Is it ever not going to be problematic to have a book about a young
white girl finding nurturing black mother figures in the South? It's not
the book itself, necessarily, just the part where this is practically a
genre unto itself, and I haven't run into any books (certainly not with
the stature of this one) about the young girl in the South who is
black, and her experiences. Also bothersome is that the black women are
mostly there to mother the young white girl, and all of their
differences tend to come down to eccentricities.
This is probably unduly harsh. The Secret Life of Bees
is not a bad book - it's an easy read, it's a comfortable read, even in
its portrayal of the impact of the Civil Rights movement on a small
town that is interacting with it mostly through the media. It's just the
overall impact of the stories authors are choosing to tell, that
publishers are choosing to publish, and readers are choosing to read.
Does someone have something to recommend to me that breaks out of this mold?
Lily
is the only daughter of an unloving white man. Her mother died when she
was very little. She and Rosaleen, the black woman who raised her after
her mother's death hit the road after an altercation between Rosaleen
and the biggest racists in town. They find themselves in a small town in
South Carolina, where they are both more or less adopted into the
family of three black women, sisters, August, June, and May.
Lily
struggles with how to tell the sisters who she really is and why she's
there, as well as anger and guilt about her mother and father.

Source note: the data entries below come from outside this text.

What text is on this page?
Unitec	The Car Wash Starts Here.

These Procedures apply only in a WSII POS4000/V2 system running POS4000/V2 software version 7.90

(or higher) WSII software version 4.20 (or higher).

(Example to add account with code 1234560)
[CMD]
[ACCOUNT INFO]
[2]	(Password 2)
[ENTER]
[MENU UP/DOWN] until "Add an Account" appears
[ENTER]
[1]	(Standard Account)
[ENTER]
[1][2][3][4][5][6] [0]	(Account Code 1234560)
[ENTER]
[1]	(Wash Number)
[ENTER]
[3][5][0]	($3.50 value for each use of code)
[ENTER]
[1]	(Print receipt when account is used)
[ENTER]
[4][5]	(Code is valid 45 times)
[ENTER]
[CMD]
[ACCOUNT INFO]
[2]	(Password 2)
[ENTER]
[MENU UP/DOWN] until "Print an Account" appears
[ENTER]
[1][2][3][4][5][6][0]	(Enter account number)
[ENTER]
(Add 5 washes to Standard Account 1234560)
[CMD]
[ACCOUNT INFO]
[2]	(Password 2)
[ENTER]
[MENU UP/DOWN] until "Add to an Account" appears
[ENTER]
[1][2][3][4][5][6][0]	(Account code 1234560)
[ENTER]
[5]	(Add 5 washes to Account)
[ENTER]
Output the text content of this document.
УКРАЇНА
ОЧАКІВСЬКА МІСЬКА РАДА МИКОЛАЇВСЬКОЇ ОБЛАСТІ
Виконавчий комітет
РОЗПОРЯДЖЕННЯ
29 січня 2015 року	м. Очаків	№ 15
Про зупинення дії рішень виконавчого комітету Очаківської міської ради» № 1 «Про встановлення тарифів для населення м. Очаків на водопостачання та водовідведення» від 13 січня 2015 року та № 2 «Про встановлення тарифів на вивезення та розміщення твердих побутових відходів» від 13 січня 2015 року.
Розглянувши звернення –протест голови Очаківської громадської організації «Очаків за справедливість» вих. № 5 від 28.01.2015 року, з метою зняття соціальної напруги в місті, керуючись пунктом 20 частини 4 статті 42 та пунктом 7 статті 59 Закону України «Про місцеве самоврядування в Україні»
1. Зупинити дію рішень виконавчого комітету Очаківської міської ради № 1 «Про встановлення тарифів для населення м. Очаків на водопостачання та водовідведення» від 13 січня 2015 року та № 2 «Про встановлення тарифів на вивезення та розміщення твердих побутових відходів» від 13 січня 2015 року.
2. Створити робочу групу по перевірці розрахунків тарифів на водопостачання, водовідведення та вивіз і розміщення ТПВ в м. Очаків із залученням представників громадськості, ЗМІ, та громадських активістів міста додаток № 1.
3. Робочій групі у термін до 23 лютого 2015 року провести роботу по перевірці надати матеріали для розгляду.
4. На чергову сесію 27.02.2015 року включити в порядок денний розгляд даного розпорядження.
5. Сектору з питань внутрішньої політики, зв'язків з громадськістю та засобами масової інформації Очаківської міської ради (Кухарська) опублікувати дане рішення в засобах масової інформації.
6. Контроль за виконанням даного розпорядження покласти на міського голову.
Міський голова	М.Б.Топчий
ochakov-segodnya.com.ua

Meanwhile, the sisters nurture. August takes care of the bees and takes
Lily under her wing. June, a school teacher, refuses to marry the man
she loves. May feels the horrors of the world far too sharply. Other
black women come to their house for their own brand of syncretic
worship, focusing around a statue of a Black Virgin Mary.
This
book deals with some fairly difficult issues, so why do I categorize it
as not particularly challenging? It deals with abuse, suicide, racism,
and violence. None of those are easy topics. And yet, this book never
reached out and grabbed me by the throat. It seemed to dance over these
topics, not ignoring them, but not fully engaging with them either. It
lacked anger, and some of these issues deserved some anger. (There were
angry characters, but they were mediated by the nurturing aura of the
book itself.)
I think part of the problem was that every time I
picked it up, I kept pulling away from it, wondering why we so often
seem to need this mediating figure of the young white woman in order to
tell these stories. Wondering where the books about just August, and
June, and May were. Or Rosaleen. Are they not being written? Or not
published? Or am I just entirely oblivious to a bunch of books I should
be reading?
Because I was raised in a boys' residential home during the Sixties and assisted the cook, Katie Thibideaux, in the kitchen, I can identify with some of "Bees."
ReplyDeleteI still recall Katie calling out: "Mr. Dale, you send that Joe-boy in here. I can't cook all this by myself..."
I consider writing of our two year friendship, but I couldn't get The Other Side of Courage properly published much less an autobiography.